Venezuelan officials say they are eliminating some of the paperwork that has been choking imports. They also have set up a waiting list for the Chinese-made models appearing lately on Venezuelan streets, such as the Orinoco sedan.
Because those cars are sold for just a few thousand dollars, their black market value is four or five times their dealer price, and Caracas car dealers complain that the list-managers are pocketing a fortune in kickbacks.
Really, the only places in Caracas that regularly have cars in stock are consignment lots such as Rosales's, where a 2011 Ford Explorer with 25,000 miles on the odometer sells for 4.8 million bolivars.
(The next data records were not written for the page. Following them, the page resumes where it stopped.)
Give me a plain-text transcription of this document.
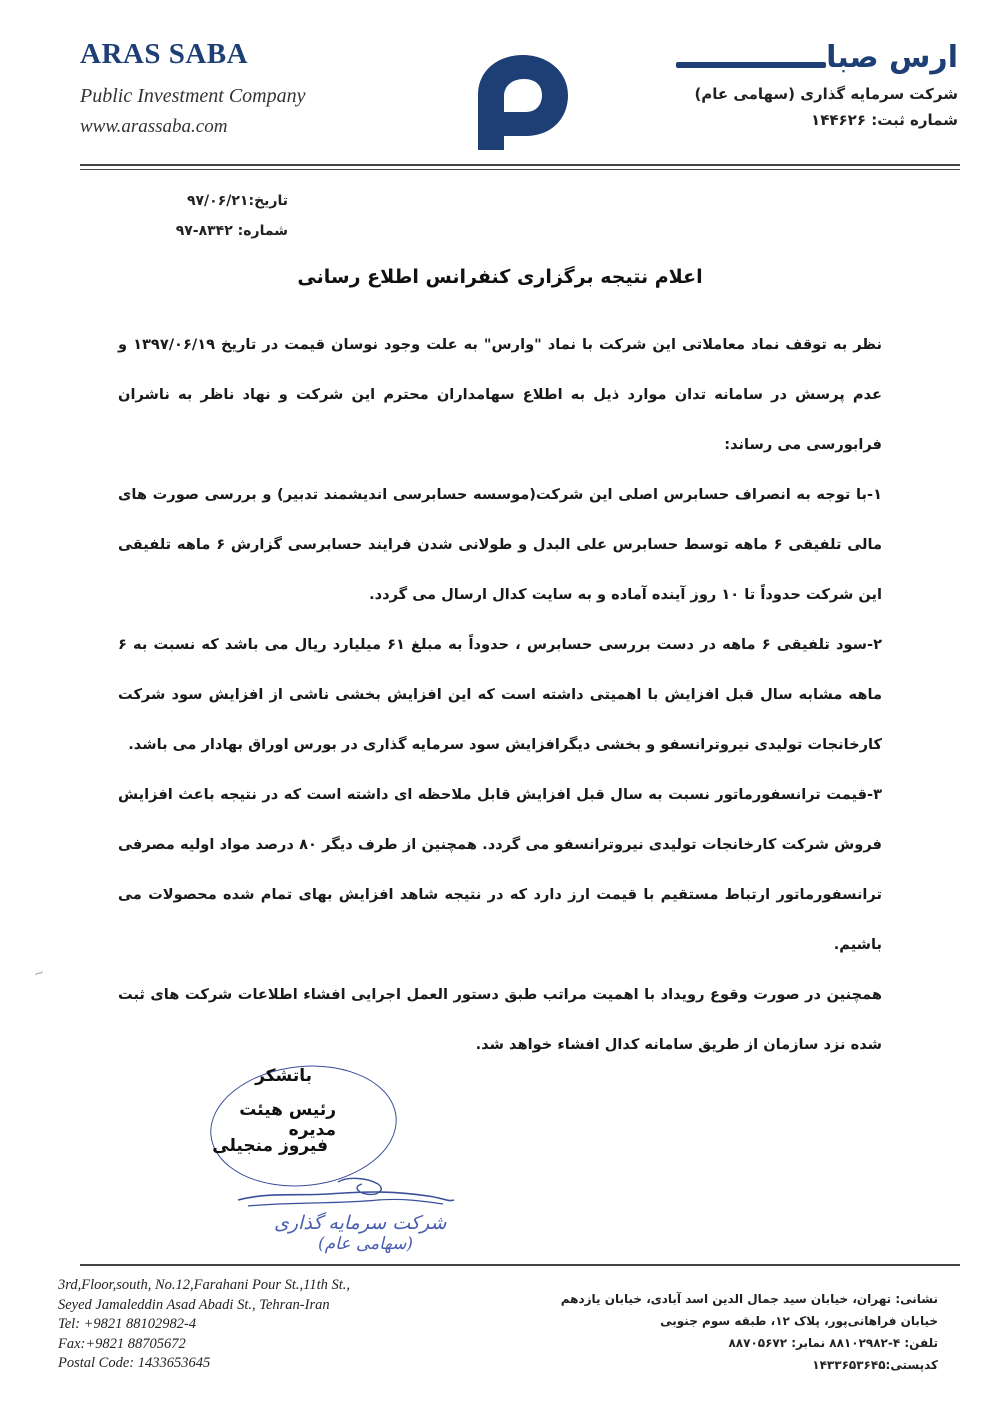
ARAS SABA
Public Investment Company
www.arassaba.com
ارس صبا
شرکت سرمایه گذاری (سهامی عام)
شماره ثبت: ۱۴۴۶۲۶
تاریخ:۹۷/۰۶/۲۱
شماره: ۸۳۴۲-۹۷
اعلام نتیجه برگزاری کنفرانس اطلاع رسانی

نظر به توقف نماد معاملاتی این شرکت با نماد "وارس" به علت وجود نوسان قیمت در تاریخ ۱۳۹۷/۰۶/۱۹ و عدم پرسش در سامانه تدان موارد ذیل به اطلاع سهامداران محترم این شرکت و نهاد ناظر به ناشران فرابورسی می رساند:

۱-با توجه به انصراف حسابرس اصلی این شرکت(موسسه حسابرسی اندیشمند تدبیر) و بررسی صورت های مالی تلفیقی ۶ ماهه توسط حسابرس علی البدل و طولانی شدن فرایند حسابرسی گزارش ۶ ماهه تلفیقی این شرکت حدوداً تا ۱۰ روز آینده آماده و به سایت کدال ارسال می گردد.

۲-سود تلفیقی ۶ ماهه در دست بررسی حسابرس ، حدوداً به مبلغ ۶۱ میلیارد ریال می باشد که نسبت به ۶ ماهه مشابه سال قبل افزایش با اهمیتی داشته است که این افزایش بخشی ناشی از افزایش سود شرکت کارخانجات تولیدی نیروترانسفو و بخشی دیگرافزایش سود سرمایه گذاری در بورس اوراق بهادار می باشد.

۳-قیمت ترانسفورماتور نسبت به سال قبل افزایش قابل ملاحظه ای داشته است که در نتیجه باعث افزایش فروش شرکت کارخانجات تولیدی نیروترانسفو می گردد. همچنین از طرف دیگر ۸۰ درصد مواد اولیه مصرفی ترانسفورماتور ارتباط مستقیم با قیمت ارز دارد که در نتیجه شاهد افزایش بهای تمام شده محصولات می باشیم.

همچنین در صورت وقوع رویداد با اهمیت مراتب طبق دستور العمل اجرایی افشاء اطلاعات شرکت های ثبت شده نزد سازمان از طریق سامانه کدال افشاء خواهد شد.

~
باتشکر
رئیس هیئت مدیره
فیروز منجیلی
شرکت سرمایه گذاری
(سهامی عام)
3rd,Floor,south, No.12,Farahani Pour St.,11th St.,
Seyed Jamaleddin Asad Abadi St., Tehran-Iran
Tel: +9821 88102982-4
Fax:+9821 88705672
Postal Code: 1433653645
نشانی: تهران، خیابان سید جمال الدین اسد آبادی، خیابان یازدهم
خیابان فراهانی‌پور، پلاک ۱۲، طبقه سوم جنوبی
تلفن: ۴-۸۸۱۰۲۹۸۲ نمابر: ۸۸۷۰۵۶۷۲
کدپستی:۱۴۳۳۶۵۳۶۴۵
That's $790,000 at the official exchange rate, or about $50,000 using the black market rate.
Prices are even more extreme at a consignment lot in another Caracas district. A 2012 Toyota 4Runner there was listed there for 13.5 million bolivars, which is more than $2.1 million at the official rate ($135,000 at the black market rate).
The vendor pointed out that the vehicle was armored, which adds about $20,000 to the sale price. Venezuela has one of the world's highest homicide rates, so vehicle armoring has been a growth industry, though with the country's steel mills crippled, supplies can be tight.
There were other models on the lot, including a 2012 Range Rover selling for about $130,000 (at black market rates). Venezuela's state-subsidized gasoline is the cheapest in the world, at less than a penny per gallon, so SUVs are prized.
Bringing them into the country is another matter. One dealer illustrated the difficulties of acquiring new inventory.
He said he'd purchased a $45,000 SUV in Florida and had it shipped but had to fork over $30,000 in bribes and fees once it arrived. He still expected to turn a tidy profit, saying the vehicle lasted a single day on the lot before it was sold.
The dealer spoke on the condition of anonymity, because, he said with a grin, "a lot of my customers are government officials."